A Gardênia Azul / The Blue Gardenia


Nota: ★★½☆

Anotação em 2008: Um bom noir da fase americana (1936-1956) de Fritz Lang (1890-1976).

Anne Baxter tem o que deve certamente ser uma das melhores interpretações de sua carreira – ao lado, é claro, de seu extraordinário papel de Eve, a verdadeira malvada de A Malvada/All About Eve, de Joseph L. Mankiewicz. Ela interpreta Norah, uma moça simples que trabalha como telefonista em Los Angeles e divide um apartamento com duas colegas de trabalho.

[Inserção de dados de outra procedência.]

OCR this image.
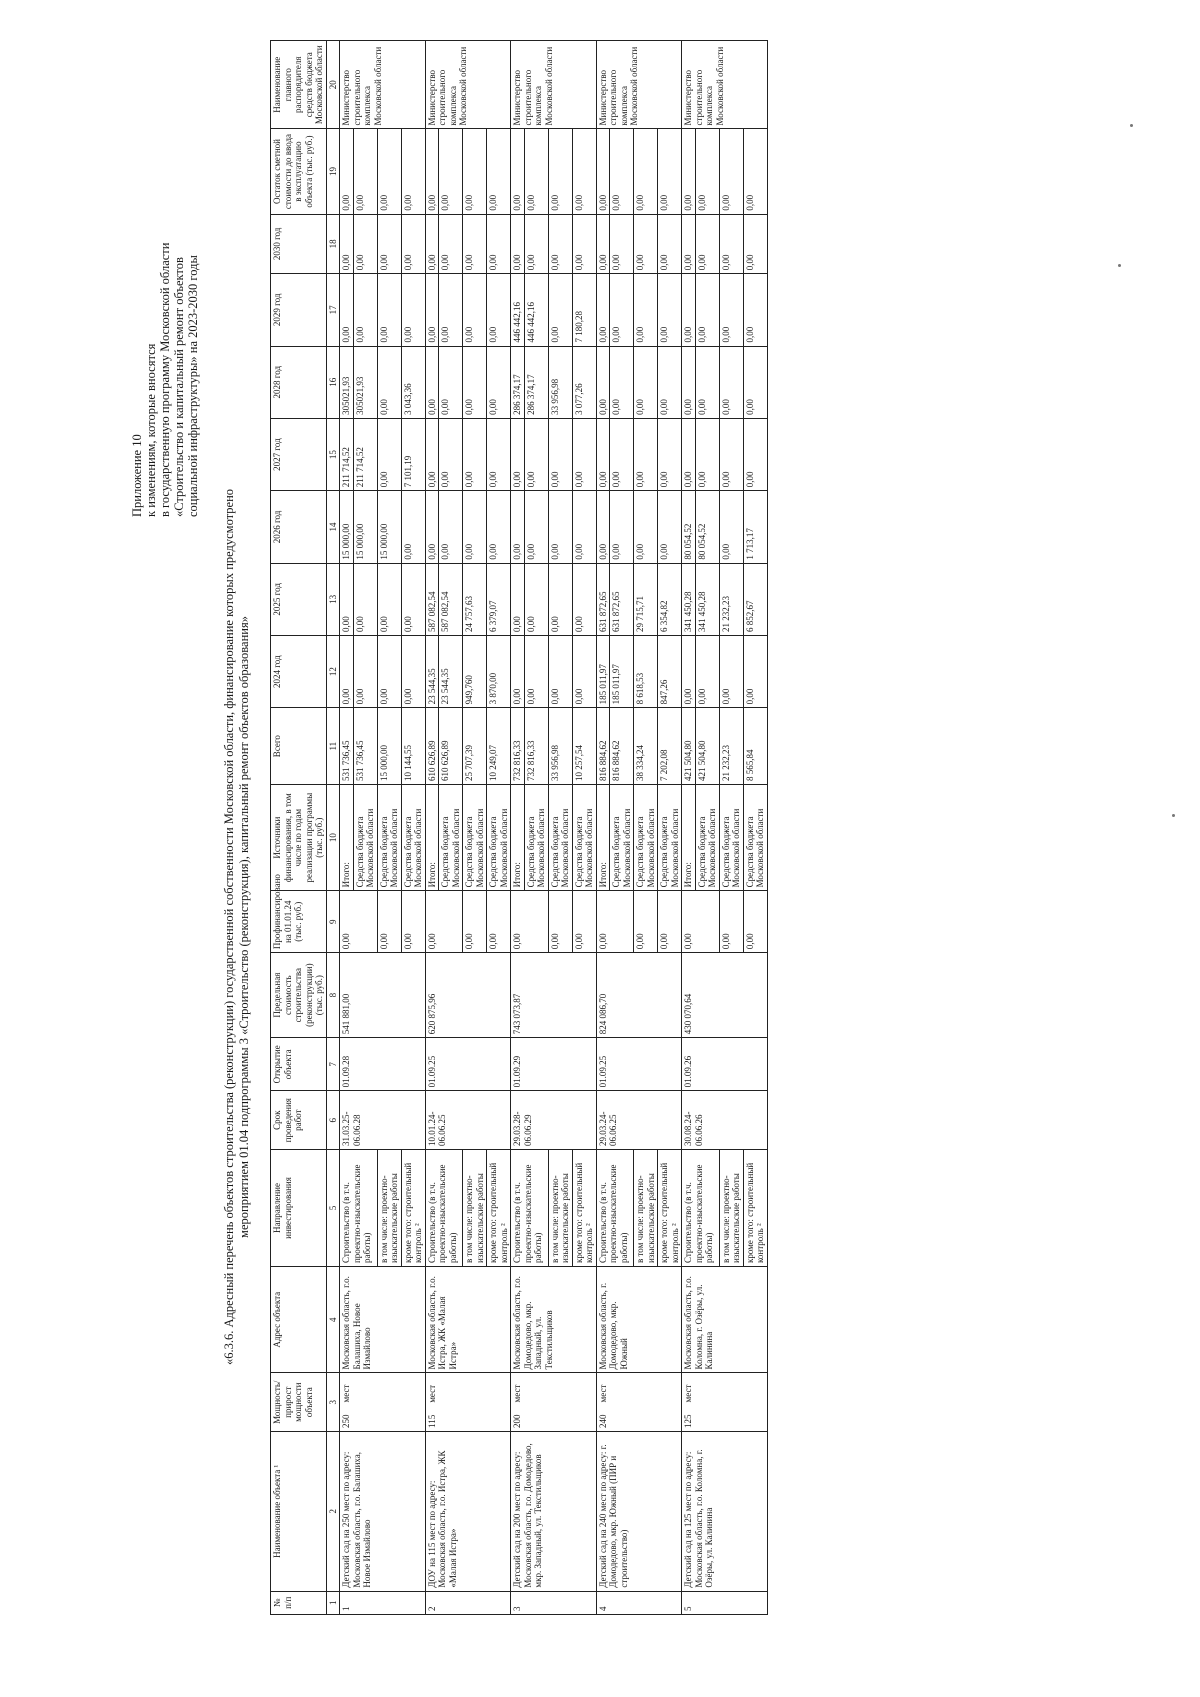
Приложение 10 к изменениям, которые вносятся в государственную программу Московской области «Строительство и капитальный ремонт объектов социальной инфраструктуры» на 2023-2030 годы
«6.3.6. Адресный перечень объектов строительства (реконструкции) государственной собственности Московской области, финансирование которых предусмотрено мероприятием 01.04 подпрограммы 3 «Строительство (реконструкция), капитальный ремонт объектов образования»
№ п/п	Наименование объекта ¹	Мощность/ прирост мощности объекта	Адрес объекта	Направление инвестирования	Срок проведения работ	Открытие объекта	Предельная стоимость строительства (реконструкции) (тыс. руб.)	Профинансировано на 01.01.24 (тыс. руб.)	Источники финансирования, в том числе по годам реализации программы (тыс. руб.)	Всего	2024 год	2025 год	2026 год	2027 год	2028 год	2029 год	2030 год	Остаток сметной стоимости до ввода в эксплуатацию объекта (тыс. руб.)	Наименование главного распорядителя средств бюджета Московской области
1	2	3	4	5	6	7	8	9	10	11	12	13	14	15	16	17	18	19	20
1	Детский сад на 250 мест по адресу: Московская область, г.о. Балашиха, Новое Измайлово	250мест	Московская область, г.о. Балашиха, Новое Измайлово	Строительство (в т.ч. проектно-изыскательские работы)	31.03.25-06.06.28	01.09.28	541 881,00	0,00	Итого:	531 736,45	0,00	0,00	15 000,00	211 714,52	305021,93	0,00	0,00	0,00	Министерство строительного комплекса Московской области
									Средства бюджета Московской области	531 736,45	0,00	0,00	15 000,00	211 714,52	305021,93	0,00	0,00	0,00	
				в том числе: проектно-изыскательские работы				0,00	Средства бюджета Московской области	15 000,00	0,00	0,00	15 000,00	0,00	0,00	0,00	0,00	0,00	
				кроме того: строительный контроль ²				0,00	Средства бюджета Московской области	10 144,55	0,00	0,00	0,00	7 101,19	3 043,36	0,00	0,00	0,00	
2	ДОУ на 115 мест по адресу: Московская область, г.о. Истра, ЖК «Малая Истра»	115мест	Московская область, г.о. Истра, ЖК «Малая Истра»	Строительство (в т.ч. проектно-изыскательские работы)	10.01.24-06.06.25	01.09.25	620 875,96	0,00	Итого:	610 626,89	23 544,35	587 082,54	0,00	0,00	0,00	0,00	0,00	0,00	Министерство строительного комплекса Московской области
									Средства бюджета Московской области	610 626,89	23 544,35	587 082,54	0,00	0,00	0,00	0,00	0,00	0,00	
				в том числе: проектно-изыскательские работы				0,00	Средства бюджета Московской области	25 707,39	949,760	24 757,63	0,00	0,00	0,00	0,00	0,00	0,00	
				кроме того: строительный контроль ²				0,00	Средства бюджета Московской области	10 249,07	3 870,00	6 379,07	0,00	0,00	0,00	0,00	0,00	0,00	
3	Детский сад на 200 мест по адресу: Московская область, г.о. Домодедово, мкр. Западный, ул. Текстильщиков	200мест	Московская область, г.о. Домодедово, мкр. Западный, ул. Текстильщиков	Строительство (в т.ч. проектно-изыскательские работы)	29.03.28-06.06.29	01.09.29	743 073,87	0,00	Итого:	732 816,33	0,00	0,00	0,00	0,00	286 374,17	446 442,16	0,00	0,00	Министерство строительного комплекса Московской области
									Средства бюджета Московской области	732 816,33	0,00	0,00	0,00	0,00	286 374,17	446 442,16	0,00	0,00	
				в том числе: проектно-изыскательские работы				0,00	Средства бюджета Московской области	33 956,98	0,00	0,00	0,00	0,00	33 956,98	0,00	0,00	0,00	
				кроме того: строительный контроль ²				0,00	Средства бюджета Московской области	10 257,54	0,00	0,00	0,00	0,00	3 077,26	7 180,28	0,00	0,00	
4	Детский сад на 240 мест по адресу: г. Домодедово, мкр. Южный (ПИР и строительство)	240мест	Московская область, г. Домодедово, мкр. Южный	Строительство (в т.ч. проектно-изыскательские работы)	29.03.24-06.06.25	01.09.25	824 086,70	0,00	Итого:	816 884,62	185 011,97	631 872,65	0,00	0,00	0,00	0,00	0,00	0,00	Министерство строительного комплекса Московской области
									Средства бюджета Московской области	816 884,62	185 011,97	631 872,65	0,00	0,00	0,00	0,00	0,00	0,00	
				в том числе: проектно-изыскательские работы				0,00	Средства бюджета Московской области	38 334,24	8 618,53	29 715,71	0,00	0,00	0,00	0,00	0,00	0,00	
				кроме того: строительный контроль ²				0,00	Средства бюджета Московской области	7 202,08	847,26	6 354,82	0,00	0,00	0,00	0,00	0,00	0,00	
5	Детский сад на 125 мест по адресу: Московская область, г.о. Коломна, г. Озёры, ул. Калинина	125мест	Московская область, г.о. Коломна, г. Озёры, ул. Калинина	Строительство (в т.ч. проектно-изыскательские работы)	30.08.24-06.06.26	01.09.26	430 070,64	0,00	Итого:	421 504,80	0,00	341 450,28	80 054,52	0,00	0,00	0,00	0,00	0,00	Министерство строительного комплекса Московской области
									Средства бюджета Московской области	421 504,80	0,00	341 450,28	80 054,52	0,00	0,00	0,00	0,00	0,00	
				в том числе: проектно-изыскательские работы				0,00	Средства бюджета Московской области	21 232,23	0,00	21 232,23	0,00	0,00	0,00	0,00	0,00	0,00	
				кроме того: строительный контроль ²				0,00	Средства бюджета Московской области	8 565,84	0,00	6 852,67	1 713,17	0,00	0,00	0,00	0,00	0,00	
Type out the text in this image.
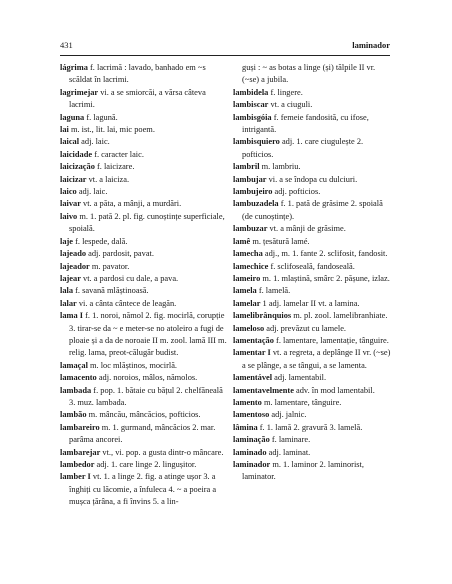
431	laminador

lágrima f. lacrimă : lavado, banhado em ~s scăldat în lacrimi.

lagrimejar vi. a se smiorcăi, a vărsa câteva lacrimi.

laguna f. lagună.

lai m. ist., lit. lai, mic poem.

laical adj. laic.

laicidade f. caracter laic.

laicização f. laicizare.

laicizar vt. a laiciza.

laico adj. laic.

laivar vt. a păta, a mânji, a murdări.

laivo m. 1. pată 2. pl. fig. cunoștințe superficiale, spoială.

laje f. lespede, dală.

lajeado adj. pardosit, pavat.

lajeador m. pavator.

lajear vt. a pardosi cu dale, a pava.

lala f. savană mlăștinoasă.

lalar vi. a cânta cântece de leagăn.

lama I f. 1. noroi, nămol 2. fig. mocirlă, corupție 3. tirar-se da ~ e meter-se no atoleiro a fugi de ploaie și a da de noroaie II m. zool. lamă III m. relig. lama, preot-călugăr budist.

lamaçal m. loc mlăștinos, mocirlă.

lamacento adj. noroios, mâlos, nămolos.

lambada f. pop. 1. bătaie cu bățul 2. chelfăneală 3. muz. lambada.

lambão m. mâncău, mâncăcios, pofticios.

lambareiro m. 1. gurmand, mâncăcios 2. mar. parâma ancorei.

lambarejar vt., vi. pop. a gusta dintr-o mâncare.

lambedor adj. 1. care linge 2. lingușitor.

lamber I vt. 1. a linge 2. fig. a atinge ușor 3. a înghiți cu lăcomie, a înfuleca 4. ~ a poeira a mușca țărâna, a fi învins 5. a lin-

guși : ~ as botas a linge (și) tălpile II vr. (~se) a jubila.

lambidela f. lingere.

lambiscar vt. a ciuguli.

lambisgóia f. femeie fandosită, cu ifose, intrigantă.

lambisquiero adj. 1. care ciugulește 2. pofticios.

lambril m. lambriu.

lambujar vi. a se îndopa cu dulciuri.

lambujeiro adj. pofticios.

lambuzadela f. 1. pată de grăsime 2. spoială (de cunoștințe).

lambuzar vt. a mânji de grăsime.

lamê m. țesătură lamé.

lamecha adj., m. 1. fante 2. sclifosit, fandosit.

lamechice f. sclifoseală, fandoseală.

lameiro m. 1. mlaștină, smârc 2. pășune, izlaz.

lamela f. lamelă.

lamelar 1 adj. lamelar II vt. a lamina.

lamelibrânquios m. pl. zool. lamelibranhiate.

lameloso adj. prevăzut cu lamele.

lamentação f. lamentare, lamentație, tânguire.

lamentar I vt. a regreta, a deplânge II vr. (~se) a se plânge, a se tângui, a se lamenta.

lamentável adj. lamentabil.

lamentavelmente adv. în mod lamentabil.

lamento m. lamentare, tânguire.

lamentoso adj. jalnic.

lâmina f. 1. lamă 2. gravură 3. lamelă.

laminação f. laminare.

laminado adj. laminat.

laminador m. 1. laminor 2. laminorist, laminator.
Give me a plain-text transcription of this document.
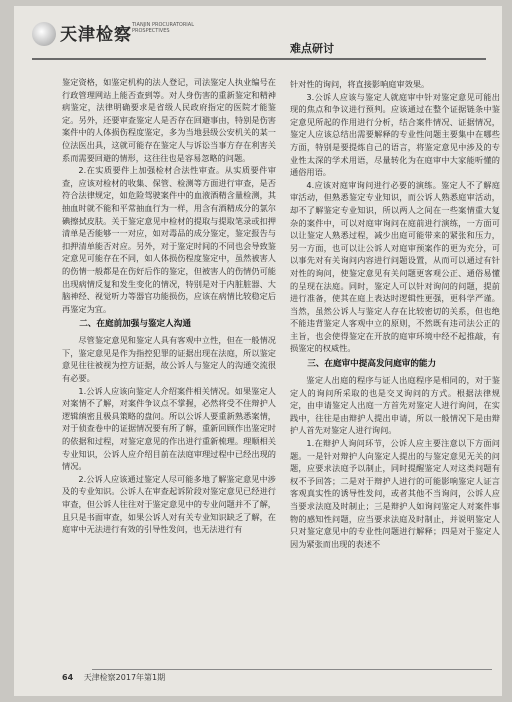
天津检察 TIANJIN PROCURATORIAL PROSPECTIVES
难点研讨

鉴定资格，如鉴定机构的法人登记，司法鉴定人执业编号在行政管理网站上能否查到等。对人身伤害的重新鉴定和精神病鉴定，法律明确要求是省级人民政府指定的医院才能鉴定。另外，还要审查鉴定人是否存在回避事由，特别是伤害案件中的人体损伤程度鉴定，多为当地县级公安机关的某一位法医出具，这就可能存在鉴定人与诉讼当事方存在利害关系而需要回避的情形，这往往也是容易忽略的问题。

2.在实质要件上加强检材合法性审查。从实质要件审查，应该对检材的收集、保管、检测等方面进行审查，是否符合法律规定，如危险驾驶案件中的血液酒精含量检测，其抽血时就不能和平常抽血行为一样，用含有酒精成分的氯尔碘擦拭皮肤。关于鉴定意见中检材的提取与提取笔录或扣押清单是否能够一一对应，如对毒品的成分鉴定，鉴定报告与扣押清单能否对应。另外，对于鉴定时间的不同也会导致鉴定意见可能存在不同，如人体损伤程度鉴定中，虽然被害人的伤情一般都是在伤好后作的鉴定，但被害人的伤情仍可能出现病情反复和发生变化的情况，特别是对于内脏脏器、大脑神经、视觉听力等器官功能损伤，应该在病情比较稳定后再鉴定为宜。

二、在庭前加强与鉴定人沟通

尽管鉴定意见和鉴定人具有客观中立性，但在一般情况下，鉴定意见是作为指控犯罪的证据出现在法庭，所以鉴定意见往往被视为控方证据，故公诉人与鉴定人的沟通交流很有必要。

1.公诉人应该向鉴定人介绍案件相关情况。如果鉴定人对案情不了解，对案件争议点不掌握，必然将受不住辩护人逻辑缜密且极具策略的盘问。所以公诉人要重新熟悉案情，对于侦查卷中的证据情况要有所了解，重新回顾作出鉴定时的依据和过程，对鉴定意见的作出进行重新梳理。理顺相关专业知识，公诉人应介绍目前在法庭审理过程中已经出现的情况。

2.公诉人应该通过鉴定人尽可能多地了解鉴定意见中涉及的专业知识。公诉人在审查起诉阶段对鉴定意见已经进行审查，但公诉人往往对于鉴定意见中的专业问题并不了解，且只是书面审查，如果公诉人对有关专业知识缺乏了解，在庭审中无法进行有效的引导性发问，也无法进行有

针对性的询问，将直接影响庭审效果。

3.公诉人应该与鉴定人就庭审中针对鉴定意见可能出现的焦点和争议进行预判。应该通过在整个证据链条中鉴定意见所起的作用进行分析，结合案件情况、证据情况，鉴定人应该总结出需要解释的专业性问题主要集中在哪些方面，特别是要提炼自己的语言，将鉴定意见中涉及的专业性太深的学术用语，尽量转化为在庭审中大家能听懂的通俗用语。

4.应该对庭审询问进行必要的演练。鉴定人不了解庭审活动，但熟悉鉴定专业知识，而公诉人熟悉庭审活动，却不了解鉴定专业知识，所以两人之间在一些案情重大复杂的案件中，可以对庭审询问在庭前进行演练，一方面可以让鉴定人熟悉过程，减少出庭可能带来的紧张和压力，另一方面，也可以让公诉人对庭审预案作的更为充分，可以事先对有关询问内容进行问题设置，从而可以通过有针对性的询问，使鉴定意见有关问题更客观公正、通俗易懂的呈现在法庭。同时，鉴定人可以针对询问的问题，提前进行准备，使其在庭上表达时逻辑性更强，更科学严谨。当然，虽然公诉人与鉴定人存在比较密切的关系，但也绝不能违背鉴定人客观中立的原则，不然既有违司法公正的主旨，也会使得鉴定在开放的庭审环境中经不起推敲，有损鉴定的权威性。

三、在庭审中提高发问庭审的能力

鉴定人出庭的程序与证人出庭程序是相同的，对于鉴定人的询问所采取的也是交叉询问的方式。根据法律规定，由申请鉴定人出庭一方首先对鉴定人进行询问，在实践中，往往是由辩护人提出申请，所以一般情况下是由辩护人首先对鉴定人进行询问。

1.在辩护人询问环节，公诉人应主要注意以下方面问题。一是针对辩护人向鉴定人提出的与鉴定意见无关的问题，应要求法庭予以制止，同时提醒鉴定人对这类问题有权不予回答；二是对于辩护人进行的可能影响鉴定人证言客观真实性的诱导性发问，或者其他不当询问，公诉人应当要求法庭及时制止；三是辩护人如询问鉴定人对案件事物的感知性问题，应当要求法庭及时制止，并说明鉴定人只对鉴定意见中的专业性问题进行解释；四是对于鉴定人因为紧张而出现的表述不

64 天津检察2017年第1期
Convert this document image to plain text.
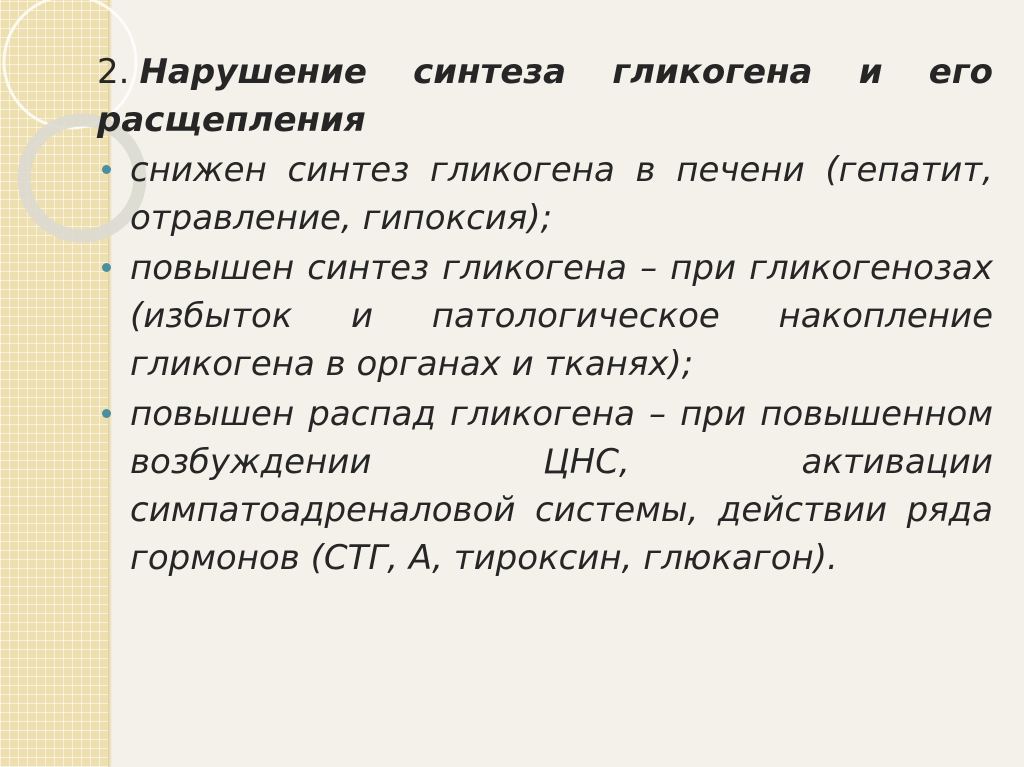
2. Нарушение синтеза гликогена и его расщепления
снижен синтез гликогена в печени (гепатит, отравление, гипоксия);
повышен синтез гликогена – при гликогенозах (избыток и патологическое накопление гликогена в органах и тканях);
повышен распад гликогена – при повышенном возбуждении ЦНС, активации симпатоадреналовой системы, действии ряда гормонов (СТГ, А, тироксин, глюкагон).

No dia de seu aniversário, Norah recebe uma carta do namorado, um soldado em ação no Japão, em que ele informa, tout court, que vai se casar com uma enfermeira japonesa. Abalada, arrasada, ela aceita o convite de um fotógrafo, um sujeito mulherengo, desprezível; vão jantar no The Blue Gardenia, um restaurante freqüentado por ricos e famosos. O sujeito a deixa completamente bêbada com vários coquetéis, leva-a para sua casa e tenta forçá-la a trepar. Ela reage, pega um pedaço de ferro e atinge a cabeça do agressor.

Acorda no dia seguinte em seu apartamento, sem se lembrar direito do que aconteceu. Pelos jornais, fica sabendo da morte do sujeito. Na casa do morto, a polícia encontra um lenço dela e uma gardênia azul que o restaurante oferece a seus fregueses.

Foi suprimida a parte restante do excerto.